When we interact with oppressive society from our anger, fear or pain, we actually affirm to ourselves the social identification of us as "outside," "different," or "alienated." Adopting a Shirt of Flame method means that we choose, instead, to affirm our constituent and responsible function as part of the body of society. After we have transformed the thorns society gives us into plumage, our outsider status can empower us. We then have the strength and agility to stand up in the boat to challenge group-think mentality, to boldly point in a new direction across the waters toward the island of a Beloved Community.
This is a challenging reversal of traditional "us-versus-them" activist thinking and an assertive affirmation of the society we wish to co-create. We become travelers of speed, at the outside edge of culture, great patriots of the ethical, inclusive and harmonious society to come instead of activists attempting to dominate society differently. Joseph Campbell insightfully said to Bill Moyers in The Power of Myth that "People have the notion of saving the world by shifting things around, changing the rules, and who's on top, and so forth. No, no! Any world is a valid world if it's alive. The thing to do is to bring life to it, and the only way to do that is to find in your own case where the life is and become alive yourself." (3)

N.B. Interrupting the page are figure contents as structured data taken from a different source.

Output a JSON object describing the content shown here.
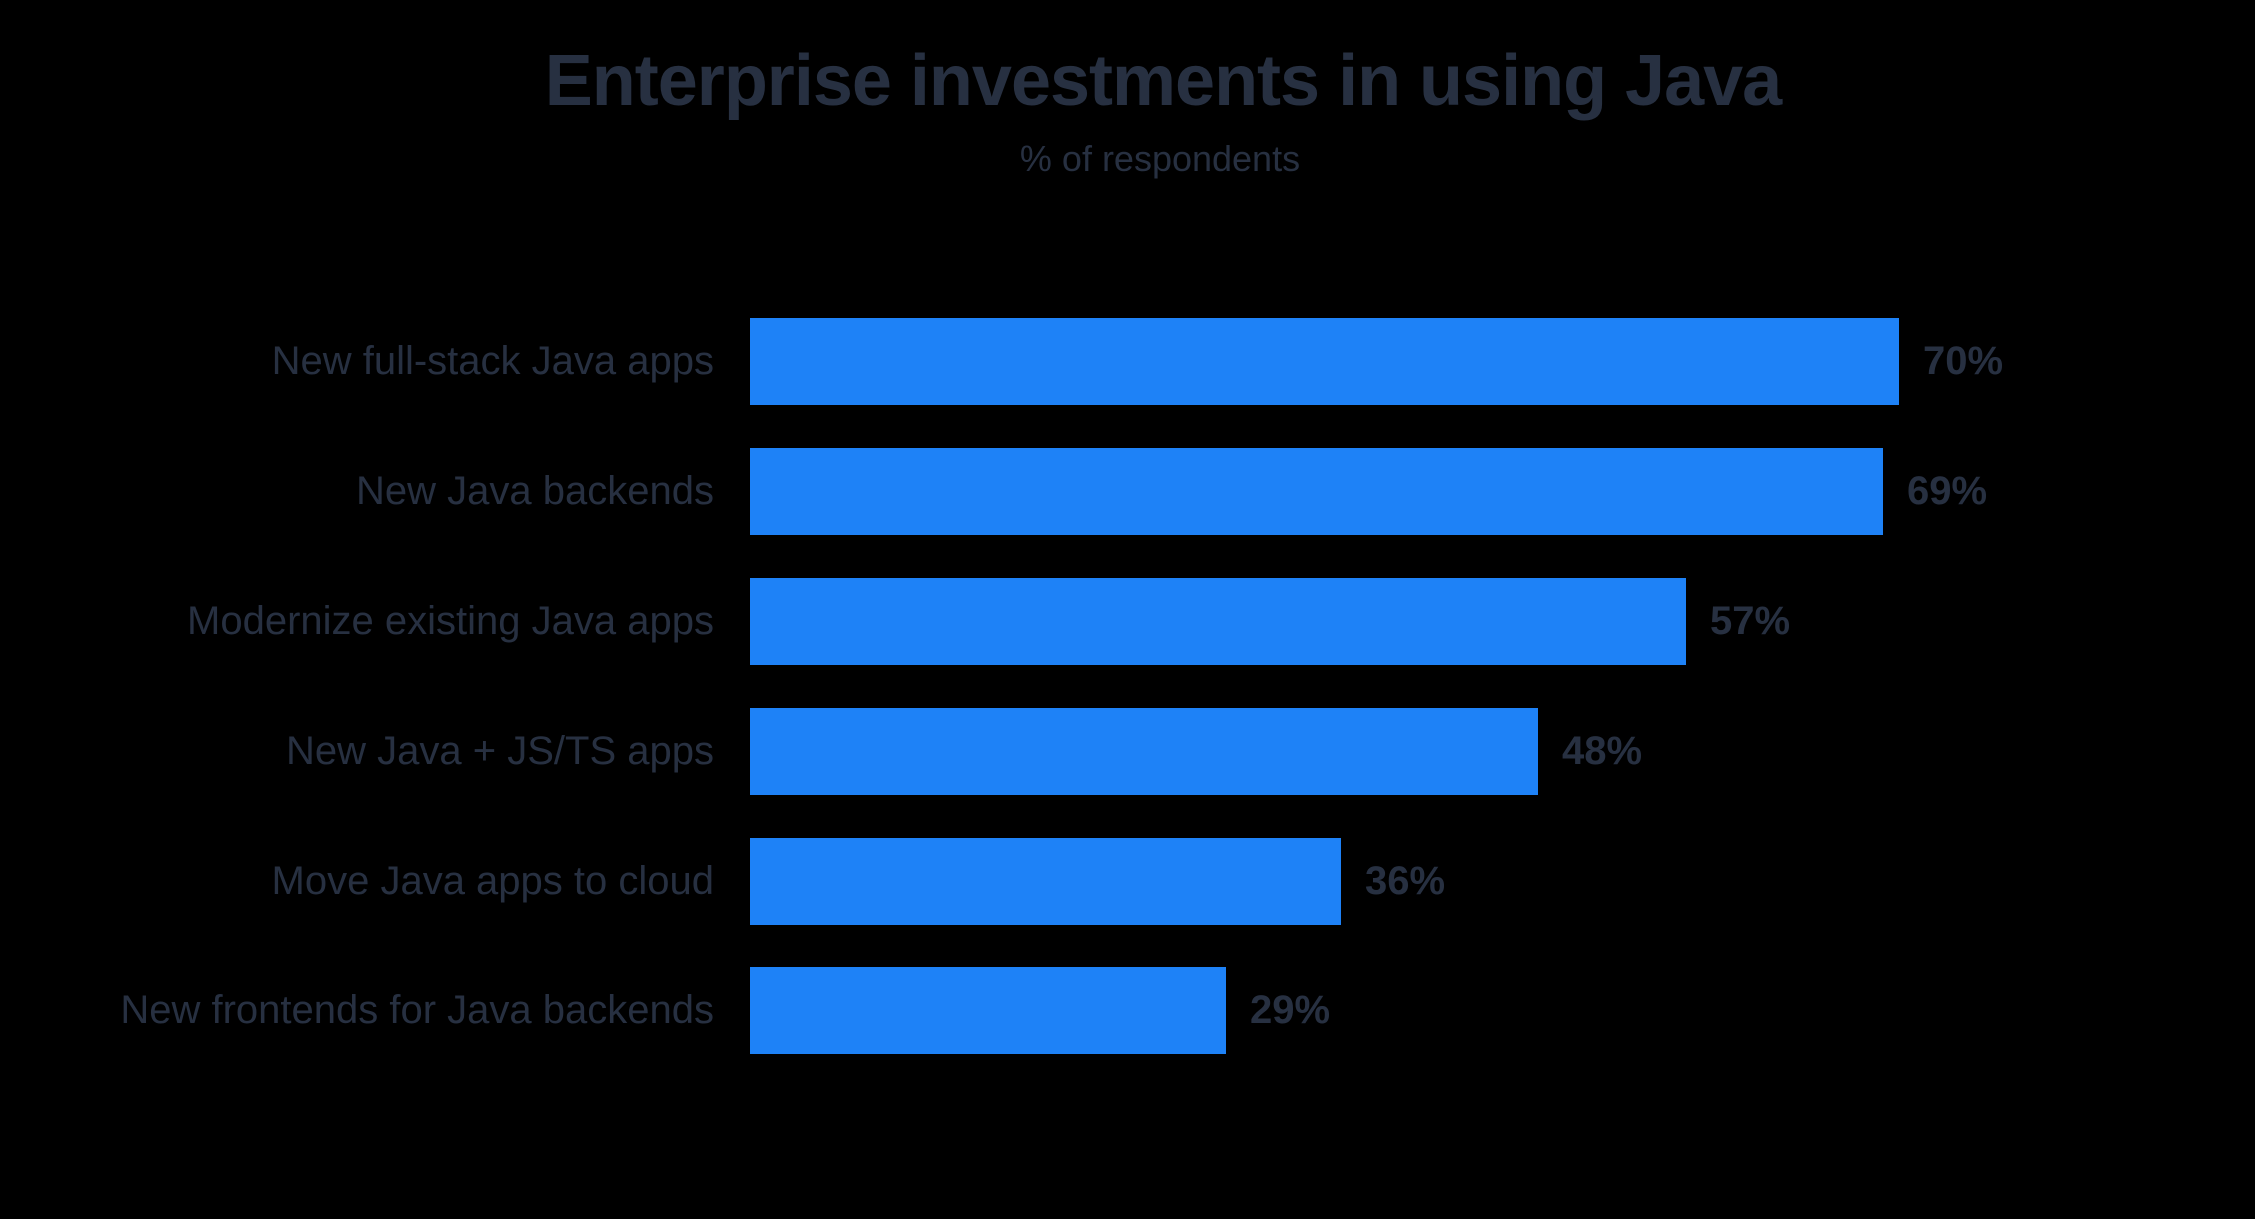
{
  "title": "Enterprise investments in using Java",
  "subtitle": "% of respondents",
  "colors": {
    "background": "#000000",
    "bar": "#1e82f7",
    "text": "#273041"
  },
  "chart_data": {
    "type": "bar",
    "orientation": "horizontal",
    "title": "Enterprise investments in using Java",
    "subtitle": "% of respondents",
    "categories": [
      "New full-stack Java apps",
      "New Java backends",
      "Modernize existing Java apps",
      "New Java + JS/TS apps",
      "Move Java apps to cloud",
      "New frontends for Java backends"
    ],
    "values": [
      70,
      69,
      57,
      48,
      36,
      29
    ],
    "value_suffix": "%",
    "value_labels": [
      "70%",
      "69%",
      "57%",
      "48%",
      "36%",
      "29%"
    ],
    "xlabel": "",
    "ylabel": "",
    "xlim": [
      0,
      100
    ],
    "grid": false,
    "legend": false,
    "axes_visible": false
  }
}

Choosing the Shirt of Flame is a commitment to "finding where the life is and becoming fully alive yourself." By exploring and defining yourself and your social contributions in new, wholly constructive ways, you will burn with your conscious and empowering difference from a society slumbering in fear.
Dr. King, for example, a black man in a predominantly white and certainly discriminating popular culture, led the African-American civil rights movement in the name of Love and nonviolence. He lived a life and inspired a movement grounded unconditionally in Love, although his life was hardly comfortable, filled with constant threats of scorn, death and failure. Because he woke himself and millions of others up with the trumpet of justice, he became a target for all that was not Just. Love brings up everything unlike itself. Dr. King felt the fires of a Shirt of Flame.
Almost 40 years after his assassination, like Gandhi before him, King continues to be for us a pillar of fire sent into the darkness to light our way. We must carefully consider the past, in order to mindfully prepare for the future. Each of us must, in their own being, model the change she or he wishes to see in the world by including and transcending the lessons of history in struggle and in strategy.
At this point in the evolution of queer culture, we have the choice, as a People and as an LGBT community, to claim for ourselves freedom's promise of full, joyful and abundant life. No one else can do it for us, and no amount of parading and shouting will get us there. The only tool to end bigotry, to end hatred and violence, to end Fear -- the only tool we can use to build the Beloved Community -- is Love.
We must become the presence of that alternative.
The time has come for us to wake up from our narcoleptic lives.
It is time for us to choose.
Time to take up the weapon of Love.
Time to strip naked on the mountaintop and don the Shirt of Flame.